One of Thailand’s most feared ghosts, Krasue was a lady who was promised to a Siamese nobleman yet loved a soldier of low rank. After being caught with her lover, she was sentenced to death by burning. A sorceress attempted to cast a protection spell, but its effects came on too late, leaving only her intestines, viscera and head unscathed. Today, it’s thought that her ghostly remains roam the night in search of food, be it blood, flesh or faeces, and many people claim to have seen her in the night.
Thailand has its fair share of spooky stories, and perhaps none is more terrifying than that of Mae Nak. Nak was pregnant and very much in love when her husband was conscripted to fight in a war. During his absence, both Nak and her baby died in childbirth.
The husband returned from the war, however, to find both his wife and child waiting for him at home. Villagers were killed by Nak before they could warn the husband, and he later only found out when he saw her stretch out her bony arms to the floor to pick up a lime. He fled, hiding firstly in a plant that ghosts are afraid of, and secondly to the temple, where ghosts can’t enter.

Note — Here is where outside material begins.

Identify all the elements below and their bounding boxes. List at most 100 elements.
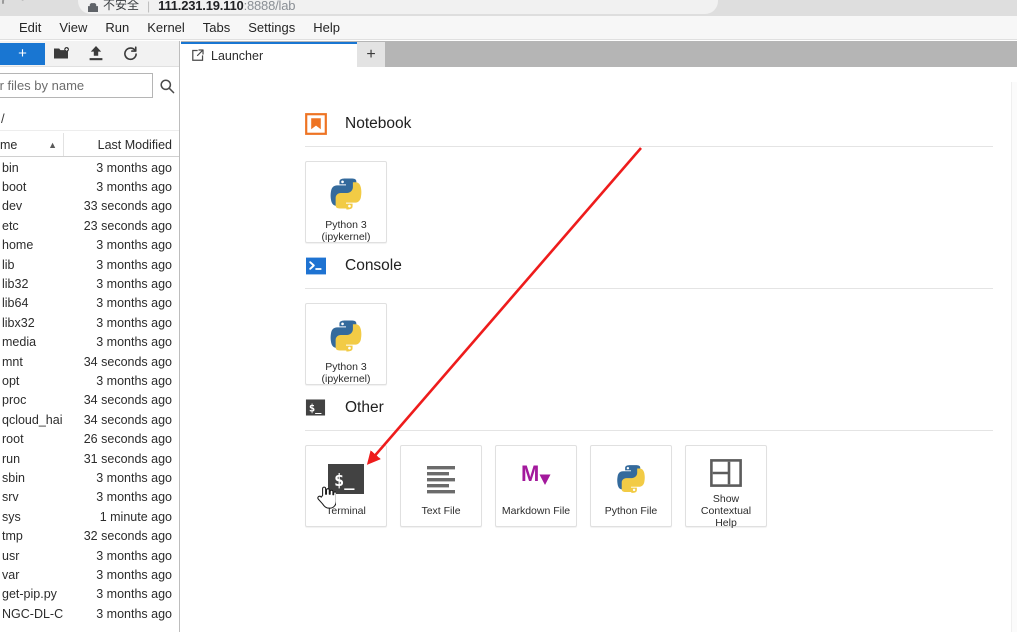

Mae Nak was eventually exorcised twice; firstly into a jar, and secondly into the waistband of a monk. To this day, it’s said that the Thai royal family are the ones in possession of the waistband that contains her spirit.

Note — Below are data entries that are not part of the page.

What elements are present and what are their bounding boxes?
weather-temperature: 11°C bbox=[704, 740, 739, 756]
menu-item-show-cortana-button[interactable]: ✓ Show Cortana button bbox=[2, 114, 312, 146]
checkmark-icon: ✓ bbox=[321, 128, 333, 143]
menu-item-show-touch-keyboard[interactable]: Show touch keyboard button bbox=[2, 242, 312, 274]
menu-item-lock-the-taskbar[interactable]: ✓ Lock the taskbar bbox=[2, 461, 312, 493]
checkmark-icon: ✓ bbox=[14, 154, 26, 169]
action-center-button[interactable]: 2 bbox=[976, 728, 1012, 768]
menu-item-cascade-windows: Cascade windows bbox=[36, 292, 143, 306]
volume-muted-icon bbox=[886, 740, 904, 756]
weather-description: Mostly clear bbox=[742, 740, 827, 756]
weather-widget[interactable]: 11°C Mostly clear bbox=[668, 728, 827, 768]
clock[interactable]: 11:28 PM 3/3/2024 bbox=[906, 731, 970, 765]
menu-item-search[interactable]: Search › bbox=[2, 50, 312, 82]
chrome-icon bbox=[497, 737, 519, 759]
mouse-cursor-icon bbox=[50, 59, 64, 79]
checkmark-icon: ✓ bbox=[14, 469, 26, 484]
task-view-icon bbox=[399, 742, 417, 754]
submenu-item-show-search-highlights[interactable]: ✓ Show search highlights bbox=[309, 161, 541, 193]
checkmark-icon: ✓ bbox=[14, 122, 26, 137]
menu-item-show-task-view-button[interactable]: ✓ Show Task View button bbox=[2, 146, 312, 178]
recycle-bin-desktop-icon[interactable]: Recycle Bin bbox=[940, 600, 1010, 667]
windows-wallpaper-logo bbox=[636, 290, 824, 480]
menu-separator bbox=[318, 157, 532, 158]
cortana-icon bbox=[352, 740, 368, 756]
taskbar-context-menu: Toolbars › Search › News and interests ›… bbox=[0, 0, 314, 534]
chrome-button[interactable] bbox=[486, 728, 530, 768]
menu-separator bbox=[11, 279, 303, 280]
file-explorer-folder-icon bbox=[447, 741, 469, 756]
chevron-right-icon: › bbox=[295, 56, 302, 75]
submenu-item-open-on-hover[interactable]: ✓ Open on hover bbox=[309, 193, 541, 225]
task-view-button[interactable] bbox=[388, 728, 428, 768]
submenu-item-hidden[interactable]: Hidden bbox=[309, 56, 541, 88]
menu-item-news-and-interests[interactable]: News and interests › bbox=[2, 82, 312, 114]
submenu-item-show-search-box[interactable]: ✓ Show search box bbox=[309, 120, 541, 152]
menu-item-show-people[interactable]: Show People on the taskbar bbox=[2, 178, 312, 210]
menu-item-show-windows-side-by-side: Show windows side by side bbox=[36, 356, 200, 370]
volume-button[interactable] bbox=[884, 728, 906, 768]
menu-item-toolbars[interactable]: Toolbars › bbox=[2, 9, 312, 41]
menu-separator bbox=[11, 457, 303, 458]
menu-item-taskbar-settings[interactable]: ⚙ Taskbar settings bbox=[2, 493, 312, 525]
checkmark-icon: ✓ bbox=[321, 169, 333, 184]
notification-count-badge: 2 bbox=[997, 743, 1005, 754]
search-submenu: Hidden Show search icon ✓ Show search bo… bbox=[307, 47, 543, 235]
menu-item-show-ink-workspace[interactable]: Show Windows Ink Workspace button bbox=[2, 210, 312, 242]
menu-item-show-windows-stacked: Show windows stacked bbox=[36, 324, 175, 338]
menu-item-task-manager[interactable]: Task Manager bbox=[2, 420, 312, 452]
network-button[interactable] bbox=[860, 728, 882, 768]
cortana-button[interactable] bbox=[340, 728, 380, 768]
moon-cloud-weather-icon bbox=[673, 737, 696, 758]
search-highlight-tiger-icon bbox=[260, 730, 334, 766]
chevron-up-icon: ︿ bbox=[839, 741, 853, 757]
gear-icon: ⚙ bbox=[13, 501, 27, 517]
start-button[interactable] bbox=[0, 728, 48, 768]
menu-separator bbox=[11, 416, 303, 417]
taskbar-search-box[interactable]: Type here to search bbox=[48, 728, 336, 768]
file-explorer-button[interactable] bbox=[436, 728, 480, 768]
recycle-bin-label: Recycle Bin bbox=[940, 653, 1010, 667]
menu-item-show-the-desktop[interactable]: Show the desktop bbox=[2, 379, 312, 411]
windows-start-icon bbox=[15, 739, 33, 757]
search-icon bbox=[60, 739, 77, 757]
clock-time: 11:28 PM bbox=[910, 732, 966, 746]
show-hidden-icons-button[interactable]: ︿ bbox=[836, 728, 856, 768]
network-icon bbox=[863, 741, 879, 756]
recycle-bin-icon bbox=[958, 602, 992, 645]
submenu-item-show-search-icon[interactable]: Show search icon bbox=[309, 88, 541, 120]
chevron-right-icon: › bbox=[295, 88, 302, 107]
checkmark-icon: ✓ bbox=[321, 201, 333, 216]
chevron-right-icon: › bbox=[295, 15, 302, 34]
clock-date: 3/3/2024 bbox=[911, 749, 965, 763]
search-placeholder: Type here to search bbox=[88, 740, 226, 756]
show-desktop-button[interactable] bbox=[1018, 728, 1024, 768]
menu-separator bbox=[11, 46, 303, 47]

One of the most revered and respected monks in Thai history, Phra Luang Phor Tuad first caught national attention as a child when a snake constricted him, yet it didn’t bite; instead, it gave him a pearl from its mouth and left. After becoming ordained as a monk, he left for Ayutthaya by boat, which was then caught in a huge storm. Fearing that the monk was the cause, the others on the boat considered throwing him overboard, until he performed two miracles — calming the seas and turning the water around the boat into drinking water. He later cemented his fame by solving a puzzle that nobody else could.
He lived until he was 120, and was thought to have performed several more miracles whilst he was alive. Today, Thais remember him by wearing amulets depicting him, as they’re thought to be magic.

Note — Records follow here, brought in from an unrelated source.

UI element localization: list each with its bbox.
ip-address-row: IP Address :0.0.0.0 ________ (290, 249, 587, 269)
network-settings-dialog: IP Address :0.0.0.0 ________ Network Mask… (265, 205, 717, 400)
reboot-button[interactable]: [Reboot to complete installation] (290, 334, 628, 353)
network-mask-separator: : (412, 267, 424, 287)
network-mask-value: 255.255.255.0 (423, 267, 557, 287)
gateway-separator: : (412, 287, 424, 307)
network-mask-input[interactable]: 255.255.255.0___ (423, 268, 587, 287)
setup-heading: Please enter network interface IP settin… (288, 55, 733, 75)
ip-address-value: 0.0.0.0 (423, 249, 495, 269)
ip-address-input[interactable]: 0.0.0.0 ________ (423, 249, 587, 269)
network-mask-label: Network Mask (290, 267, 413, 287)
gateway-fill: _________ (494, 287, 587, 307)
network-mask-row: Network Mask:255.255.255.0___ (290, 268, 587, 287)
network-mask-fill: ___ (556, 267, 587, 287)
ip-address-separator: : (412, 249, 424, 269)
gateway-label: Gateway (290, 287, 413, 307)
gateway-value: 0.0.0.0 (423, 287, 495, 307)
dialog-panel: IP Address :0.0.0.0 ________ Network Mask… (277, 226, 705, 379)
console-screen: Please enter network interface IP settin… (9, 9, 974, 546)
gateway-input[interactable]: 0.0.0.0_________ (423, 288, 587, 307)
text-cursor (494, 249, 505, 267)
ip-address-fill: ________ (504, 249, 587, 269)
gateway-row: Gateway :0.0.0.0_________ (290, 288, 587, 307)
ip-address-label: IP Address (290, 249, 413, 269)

Revered as the father of Muay Thai, Nai Khanom Tom was a Thai prisoner of war in Burma. The Burmese wanted to compare their martial art with the martial art of Thailand, and so called for the best fighter amongst the Thai prisoners to take part in a bout. Nai Khanom Tom stepped forward, and dispatched of 10 opponents, one after the other with a break. Impressed, the King granted the Siamese prisoner freedom, and Nai Khanom Tom has been revered as a legend ever since.
Phra Chao Sua, or the Tiger King, was the ruler of Thailand from 1702 to 1709. This man was known for his passion for sports, in particular Muay Thai. The king was such a huge fan of Thailand’s national sport that he often entered competitions in disguise, where he beat champions without revealing his true identity. Despite later descending into alcoholism and overseeing a national famine, he’s more fondly remembered for his ability in the ring.
You might have noticed statues at Thai temples that look similar to a snake or dragon, but in fact they are neither; they are Naga. Semi-divine beings that feature in both Buddhism and Hinduism, Naga are believed by locals to live in the Mekong river. More interestingly, they’re thought to be the cause of the Naga fireball phenomenon, which sees fireballs rise from the supposedly-inhabited Mekong river high into the air. Not to worry, though; Naga are guardian-type figures who keep away bad spirits, so they’re worth having around — just be careful if you’re going for a swim in the Mekong.
According to legend, the mountain of Doi Nang Non in Chiang Rai takes its unusual shape from that of a sleeping lady. A beautiful princess was betrothed to a man who ran away, leaving her pregnant and alone. She waited for him, and went out looking for him, fearing he was lost. After walking for several days, she collapsed to the ground and, realising he had left her, cried out in despair before dying. As her ghost left her body, it grew to a large size and eventually become a mountain range, that’s today called Doi Nang Non — or the mountain of the sleeping lady.
Rice in Thailand is a big deal, standing as the world’s second-biggest exporter providing plenty of jobs and income to the country. As a result, many people involved in the industry routinely pray to or make offerings to Phosop, aka ‘the Rice Goddess’. This is done at every stage of the cultivation of grain, and it’s thought that Phosop will ensure that everyone has enough to eat. Thailand’s Queen Sirikit also acknowledges the practice, and it’s common for a woman to play the role of Phosop during rice festivals and celebrations.
Another Thai ghost story, Krahang was said to be a sorcerer involved in black magic who now manifests himself as a shirtless man who roams through the Thai countryside. He’s granted powers of flight thanks to two rice baskets he uses as wings, and rides with a long wooden pestle between his legs. Well-known by virtually every Thai, Krahang has been blamed for attacks on women in remote villages.